Risa, a ward of the state is not enough to be kept alive. And Lev is a
tithe, a child conceived and raised to be unwound. Together, they may
have a chance to escape and to survive.
This book was recommended to my son by the local librarian. She was raving about it, so thought I'd read it too and was glad that I did. Right from the start, the book had me hooked - the premise is so horrible, yet I was interested to see what would come of it all.
This is the story of three teens, Connor, Risa, and Lev, told largely from alternating points of view. They live in a dystopian future, where life is sacred, except that from the ages of 13-18, your parents can have you unwound. These unwound children are used as organ and body part transplants and the whole thing is justified by saying that they are not actually dead, that they live on.
This is such a horrifying concept, but Shusterman makes it ring true - his writing is so compelling. He brings in real things that have already happened to lay the foundation for this future. For me, the end was especially chilling with its direct links to Nazi Germany.

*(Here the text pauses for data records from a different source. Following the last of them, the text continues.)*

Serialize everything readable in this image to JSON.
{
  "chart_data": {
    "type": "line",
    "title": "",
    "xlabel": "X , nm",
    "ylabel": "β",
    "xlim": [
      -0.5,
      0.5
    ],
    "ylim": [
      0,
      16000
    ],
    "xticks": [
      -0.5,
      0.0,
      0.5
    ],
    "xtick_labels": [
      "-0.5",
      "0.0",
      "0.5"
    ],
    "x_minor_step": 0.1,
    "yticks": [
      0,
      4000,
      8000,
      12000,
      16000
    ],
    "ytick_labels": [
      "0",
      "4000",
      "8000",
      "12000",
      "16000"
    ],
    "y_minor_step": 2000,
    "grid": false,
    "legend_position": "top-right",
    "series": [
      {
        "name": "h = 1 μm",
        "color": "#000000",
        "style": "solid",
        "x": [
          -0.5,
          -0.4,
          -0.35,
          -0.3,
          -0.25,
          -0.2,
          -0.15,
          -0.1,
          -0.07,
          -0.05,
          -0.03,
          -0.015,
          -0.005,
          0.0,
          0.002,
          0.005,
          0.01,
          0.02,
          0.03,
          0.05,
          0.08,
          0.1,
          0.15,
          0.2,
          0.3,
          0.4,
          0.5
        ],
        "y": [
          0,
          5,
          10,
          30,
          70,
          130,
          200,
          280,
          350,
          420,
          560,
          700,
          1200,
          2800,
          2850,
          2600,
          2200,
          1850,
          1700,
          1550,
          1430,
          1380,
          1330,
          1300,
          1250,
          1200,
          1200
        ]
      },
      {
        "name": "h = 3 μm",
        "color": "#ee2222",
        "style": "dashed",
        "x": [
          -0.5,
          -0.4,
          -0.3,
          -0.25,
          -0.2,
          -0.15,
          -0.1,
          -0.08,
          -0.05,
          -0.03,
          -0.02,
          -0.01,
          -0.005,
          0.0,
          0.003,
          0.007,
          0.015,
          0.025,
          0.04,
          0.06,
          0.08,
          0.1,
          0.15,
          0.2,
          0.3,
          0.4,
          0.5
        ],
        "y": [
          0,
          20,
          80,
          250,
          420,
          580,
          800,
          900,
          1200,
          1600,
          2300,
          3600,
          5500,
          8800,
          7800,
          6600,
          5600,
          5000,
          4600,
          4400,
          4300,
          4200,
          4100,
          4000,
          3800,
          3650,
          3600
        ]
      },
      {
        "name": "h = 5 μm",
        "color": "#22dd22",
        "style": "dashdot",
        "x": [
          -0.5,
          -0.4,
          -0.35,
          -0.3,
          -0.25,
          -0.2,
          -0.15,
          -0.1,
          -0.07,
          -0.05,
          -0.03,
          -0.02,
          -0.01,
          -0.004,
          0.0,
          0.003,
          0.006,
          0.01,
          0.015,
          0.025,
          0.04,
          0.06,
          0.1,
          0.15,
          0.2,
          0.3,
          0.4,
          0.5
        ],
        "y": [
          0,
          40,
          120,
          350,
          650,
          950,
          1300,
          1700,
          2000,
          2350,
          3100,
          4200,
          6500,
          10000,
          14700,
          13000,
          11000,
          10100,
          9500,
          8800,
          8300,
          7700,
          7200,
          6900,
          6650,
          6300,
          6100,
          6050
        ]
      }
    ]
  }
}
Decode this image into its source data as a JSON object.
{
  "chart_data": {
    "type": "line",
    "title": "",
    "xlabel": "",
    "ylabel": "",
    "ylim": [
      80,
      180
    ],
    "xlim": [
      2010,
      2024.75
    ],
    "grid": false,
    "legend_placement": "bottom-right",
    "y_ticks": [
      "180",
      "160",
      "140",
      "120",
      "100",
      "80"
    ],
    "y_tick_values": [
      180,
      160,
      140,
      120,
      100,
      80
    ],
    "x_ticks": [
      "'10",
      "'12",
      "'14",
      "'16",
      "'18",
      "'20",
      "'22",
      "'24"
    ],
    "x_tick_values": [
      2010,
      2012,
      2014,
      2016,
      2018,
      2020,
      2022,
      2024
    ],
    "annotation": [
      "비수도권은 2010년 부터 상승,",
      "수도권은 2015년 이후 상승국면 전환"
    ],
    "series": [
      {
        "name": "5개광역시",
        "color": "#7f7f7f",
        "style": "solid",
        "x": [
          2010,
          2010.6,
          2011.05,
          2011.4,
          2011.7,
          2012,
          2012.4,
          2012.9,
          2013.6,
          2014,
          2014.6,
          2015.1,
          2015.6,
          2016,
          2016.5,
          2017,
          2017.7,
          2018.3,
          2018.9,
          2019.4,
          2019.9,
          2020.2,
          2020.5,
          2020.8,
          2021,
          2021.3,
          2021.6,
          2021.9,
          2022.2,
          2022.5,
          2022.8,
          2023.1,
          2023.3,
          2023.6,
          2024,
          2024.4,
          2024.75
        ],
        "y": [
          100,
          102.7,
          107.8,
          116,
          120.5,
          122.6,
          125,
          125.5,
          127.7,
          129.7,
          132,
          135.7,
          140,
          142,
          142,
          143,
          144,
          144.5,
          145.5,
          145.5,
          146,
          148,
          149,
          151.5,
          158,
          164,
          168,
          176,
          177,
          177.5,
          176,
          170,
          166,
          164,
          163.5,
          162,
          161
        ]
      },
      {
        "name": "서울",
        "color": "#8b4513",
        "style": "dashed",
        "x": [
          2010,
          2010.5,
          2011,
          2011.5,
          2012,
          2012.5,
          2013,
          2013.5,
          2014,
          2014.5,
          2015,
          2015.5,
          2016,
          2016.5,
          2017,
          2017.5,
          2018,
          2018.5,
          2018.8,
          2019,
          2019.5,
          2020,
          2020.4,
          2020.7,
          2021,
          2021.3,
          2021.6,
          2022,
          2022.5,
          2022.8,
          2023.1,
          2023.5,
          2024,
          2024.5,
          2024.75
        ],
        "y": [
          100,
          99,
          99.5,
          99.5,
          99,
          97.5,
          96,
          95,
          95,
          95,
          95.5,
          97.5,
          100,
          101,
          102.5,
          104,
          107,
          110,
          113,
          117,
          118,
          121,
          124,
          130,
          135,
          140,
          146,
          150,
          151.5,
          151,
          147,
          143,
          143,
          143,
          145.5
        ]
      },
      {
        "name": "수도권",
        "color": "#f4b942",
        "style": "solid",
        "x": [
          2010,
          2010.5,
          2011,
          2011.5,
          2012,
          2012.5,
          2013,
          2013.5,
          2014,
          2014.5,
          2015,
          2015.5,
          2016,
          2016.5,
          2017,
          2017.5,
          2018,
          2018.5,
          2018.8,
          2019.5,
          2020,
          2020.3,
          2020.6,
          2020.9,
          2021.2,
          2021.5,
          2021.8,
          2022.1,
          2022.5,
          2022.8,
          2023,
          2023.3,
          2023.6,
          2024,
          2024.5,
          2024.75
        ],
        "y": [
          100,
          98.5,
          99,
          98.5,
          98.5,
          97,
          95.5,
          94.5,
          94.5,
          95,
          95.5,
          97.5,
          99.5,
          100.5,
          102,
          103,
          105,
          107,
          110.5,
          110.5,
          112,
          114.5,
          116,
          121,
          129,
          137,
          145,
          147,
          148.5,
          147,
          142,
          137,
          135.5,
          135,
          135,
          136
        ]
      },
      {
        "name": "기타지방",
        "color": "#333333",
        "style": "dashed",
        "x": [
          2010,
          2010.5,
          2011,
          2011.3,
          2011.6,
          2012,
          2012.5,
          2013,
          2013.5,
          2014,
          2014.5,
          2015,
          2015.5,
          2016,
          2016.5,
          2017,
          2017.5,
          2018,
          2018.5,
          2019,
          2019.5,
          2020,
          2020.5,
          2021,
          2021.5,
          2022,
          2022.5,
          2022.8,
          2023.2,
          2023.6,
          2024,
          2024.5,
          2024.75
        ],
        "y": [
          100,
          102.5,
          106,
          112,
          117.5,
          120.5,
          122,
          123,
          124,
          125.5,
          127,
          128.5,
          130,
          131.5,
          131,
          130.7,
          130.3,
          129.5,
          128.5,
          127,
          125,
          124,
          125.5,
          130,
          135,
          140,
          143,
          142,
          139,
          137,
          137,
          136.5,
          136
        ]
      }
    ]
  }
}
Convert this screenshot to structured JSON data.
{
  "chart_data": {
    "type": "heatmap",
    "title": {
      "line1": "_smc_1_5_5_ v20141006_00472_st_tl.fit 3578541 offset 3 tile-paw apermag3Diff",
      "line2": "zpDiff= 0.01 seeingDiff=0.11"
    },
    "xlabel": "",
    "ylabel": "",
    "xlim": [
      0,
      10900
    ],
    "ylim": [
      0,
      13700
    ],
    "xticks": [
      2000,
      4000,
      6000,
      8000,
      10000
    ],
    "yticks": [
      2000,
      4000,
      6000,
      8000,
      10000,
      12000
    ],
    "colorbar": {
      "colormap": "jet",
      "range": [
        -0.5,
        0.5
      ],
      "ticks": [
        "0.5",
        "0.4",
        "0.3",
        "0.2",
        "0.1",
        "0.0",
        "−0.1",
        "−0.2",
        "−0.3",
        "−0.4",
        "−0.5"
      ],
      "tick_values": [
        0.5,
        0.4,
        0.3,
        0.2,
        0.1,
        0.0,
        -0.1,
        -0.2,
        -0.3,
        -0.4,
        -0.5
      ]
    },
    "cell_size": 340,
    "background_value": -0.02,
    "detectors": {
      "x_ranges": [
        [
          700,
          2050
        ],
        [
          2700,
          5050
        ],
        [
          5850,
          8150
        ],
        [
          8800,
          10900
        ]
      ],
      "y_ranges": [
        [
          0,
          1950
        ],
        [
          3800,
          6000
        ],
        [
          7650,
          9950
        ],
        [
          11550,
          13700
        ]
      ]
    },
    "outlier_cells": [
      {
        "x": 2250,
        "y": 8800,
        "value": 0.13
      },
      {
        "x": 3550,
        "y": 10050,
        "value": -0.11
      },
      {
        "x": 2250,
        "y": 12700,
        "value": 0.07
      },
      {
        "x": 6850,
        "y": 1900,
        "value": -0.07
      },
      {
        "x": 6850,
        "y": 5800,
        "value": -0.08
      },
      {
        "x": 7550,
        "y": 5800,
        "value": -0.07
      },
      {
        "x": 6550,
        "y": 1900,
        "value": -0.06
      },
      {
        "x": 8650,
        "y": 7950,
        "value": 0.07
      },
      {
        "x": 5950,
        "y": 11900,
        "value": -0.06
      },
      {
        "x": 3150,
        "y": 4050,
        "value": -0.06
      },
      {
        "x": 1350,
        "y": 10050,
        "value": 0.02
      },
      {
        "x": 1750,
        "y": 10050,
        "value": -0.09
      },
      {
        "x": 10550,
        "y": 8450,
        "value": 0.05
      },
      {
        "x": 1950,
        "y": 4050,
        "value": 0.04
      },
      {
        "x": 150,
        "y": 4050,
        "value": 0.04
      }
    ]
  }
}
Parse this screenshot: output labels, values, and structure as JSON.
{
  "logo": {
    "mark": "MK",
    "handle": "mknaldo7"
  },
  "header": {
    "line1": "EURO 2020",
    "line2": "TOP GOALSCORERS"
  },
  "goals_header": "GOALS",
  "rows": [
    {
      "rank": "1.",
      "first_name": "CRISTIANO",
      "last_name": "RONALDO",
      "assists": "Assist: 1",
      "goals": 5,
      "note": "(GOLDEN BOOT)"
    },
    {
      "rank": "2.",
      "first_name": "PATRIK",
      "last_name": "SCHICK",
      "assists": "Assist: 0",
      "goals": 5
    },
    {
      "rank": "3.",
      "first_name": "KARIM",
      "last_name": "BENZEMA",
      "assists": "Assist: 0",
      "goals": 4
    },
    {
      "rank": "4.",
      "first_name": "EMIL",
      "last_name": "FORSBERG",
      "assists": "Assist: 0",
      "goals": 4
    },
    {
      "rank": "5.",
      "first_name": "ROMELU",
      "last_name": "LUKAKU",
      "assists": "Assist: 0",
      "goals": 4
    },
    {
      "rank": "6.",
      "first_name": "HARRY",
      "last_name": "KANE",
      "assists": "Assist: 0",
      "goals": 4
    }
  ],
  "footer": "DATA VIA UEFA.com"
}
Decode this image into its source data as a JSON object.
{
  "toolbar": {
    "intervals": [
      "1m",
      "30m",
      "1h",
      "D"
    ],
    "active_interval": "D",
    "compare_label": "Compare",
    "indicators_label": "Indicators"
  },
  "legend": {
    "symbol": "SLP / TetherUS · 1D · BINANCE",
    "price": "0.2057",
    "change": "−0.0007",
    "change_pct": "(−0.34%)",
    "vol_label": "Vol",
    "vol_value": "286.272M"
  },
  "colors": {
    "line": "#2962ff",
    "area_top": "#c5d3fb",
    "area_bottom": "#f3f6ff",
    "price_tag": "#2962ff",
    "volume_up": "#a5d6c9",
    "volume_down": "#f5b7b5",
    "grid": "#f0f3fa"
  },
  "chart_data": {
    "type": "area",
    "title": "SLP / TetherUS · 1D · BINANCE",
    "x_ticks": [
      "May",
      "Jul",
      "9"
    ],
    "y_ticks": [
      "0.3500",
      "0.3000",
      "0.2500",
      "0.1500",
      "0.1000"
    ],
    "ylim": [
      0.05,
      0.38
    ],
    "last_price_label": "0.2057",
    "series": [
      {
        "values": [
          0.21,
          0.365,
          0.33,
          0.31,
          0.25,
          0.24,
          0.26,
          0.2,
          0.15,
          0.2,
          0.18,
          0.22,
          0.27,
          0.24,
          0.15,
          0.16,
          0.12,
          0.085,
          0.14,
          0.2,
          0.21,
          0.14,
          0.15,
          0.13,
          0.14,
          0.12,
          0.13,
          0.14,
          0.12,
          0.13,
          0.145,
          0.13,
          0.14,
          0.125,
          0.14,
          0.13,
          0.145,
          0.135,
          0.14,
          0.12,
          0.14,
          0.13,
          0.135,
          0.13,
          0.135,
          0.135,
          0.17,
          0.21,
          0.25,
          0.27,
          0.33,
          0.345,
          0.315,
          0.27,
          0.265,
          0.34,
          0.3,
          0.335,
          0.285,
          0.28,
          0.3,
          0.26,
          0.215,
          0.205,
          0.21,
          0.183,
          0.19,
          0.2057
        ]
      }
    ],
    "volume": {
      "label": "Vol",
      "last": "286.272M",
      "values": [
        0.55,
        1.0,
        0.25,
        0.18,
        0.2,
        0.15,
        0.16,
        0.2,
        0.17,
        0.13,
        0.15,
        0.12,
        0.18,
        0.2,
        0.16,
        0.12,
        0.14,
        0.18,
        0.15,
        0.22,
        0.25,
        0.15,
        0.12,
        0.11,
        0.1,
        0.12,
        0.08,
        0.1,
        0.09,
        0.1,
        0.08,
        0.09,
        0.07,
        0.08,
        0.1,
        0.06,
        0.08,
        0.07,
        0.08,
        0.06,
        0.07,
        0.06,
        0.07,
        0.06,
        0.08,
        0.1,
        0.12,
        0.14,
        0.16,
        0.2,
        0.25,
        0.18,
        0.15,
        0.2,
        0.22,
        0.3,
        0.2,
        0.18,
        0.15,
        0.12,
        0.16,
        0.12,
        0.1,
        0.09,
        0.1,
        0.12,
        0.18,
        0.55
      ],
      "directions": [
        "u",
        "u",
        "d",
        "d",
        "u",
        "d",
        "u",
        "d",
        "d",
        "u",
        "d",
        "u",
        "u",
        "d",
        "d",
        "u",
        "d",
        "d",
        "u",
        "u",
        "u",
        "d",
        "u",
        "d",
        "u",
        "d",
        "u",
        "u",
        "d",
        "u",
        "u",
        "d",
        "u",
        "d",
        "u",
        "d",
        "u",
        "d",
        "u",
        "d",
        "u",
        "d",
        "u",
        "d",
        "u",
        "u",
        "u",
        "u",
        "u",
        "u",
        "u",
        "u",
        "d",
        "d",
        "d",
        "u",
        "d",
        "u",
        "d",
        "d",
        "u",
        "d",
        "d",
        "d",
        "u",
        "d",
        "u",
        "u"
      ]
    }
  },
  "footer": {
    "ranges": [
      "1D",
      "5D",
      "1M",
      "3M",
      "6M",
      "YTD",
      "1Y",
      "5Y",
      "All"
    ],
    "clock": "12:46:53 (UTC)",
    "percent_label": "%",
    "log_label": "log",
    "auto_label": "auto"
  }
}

I liked the diversity of the three main characters, Connor, Risa, and Lev. They are good foils for each other and show three typical kids from three separate walks of life and how they ended up in their current situations. I found that I really felt for each of this kids in their own way - I know kids like them, they are normal, make mistakes, and get along as best they can.
There is a bit of romance, and lots of adventure and tension. I think this book would really appeal to both boys and girls. I, personally, love books that explore big and interesting questions, and this one certainly does. I find myself thinking of this book at times - it is one that has stayed with me. I highly recommend this book an will look up the next one in the series the next chance I have.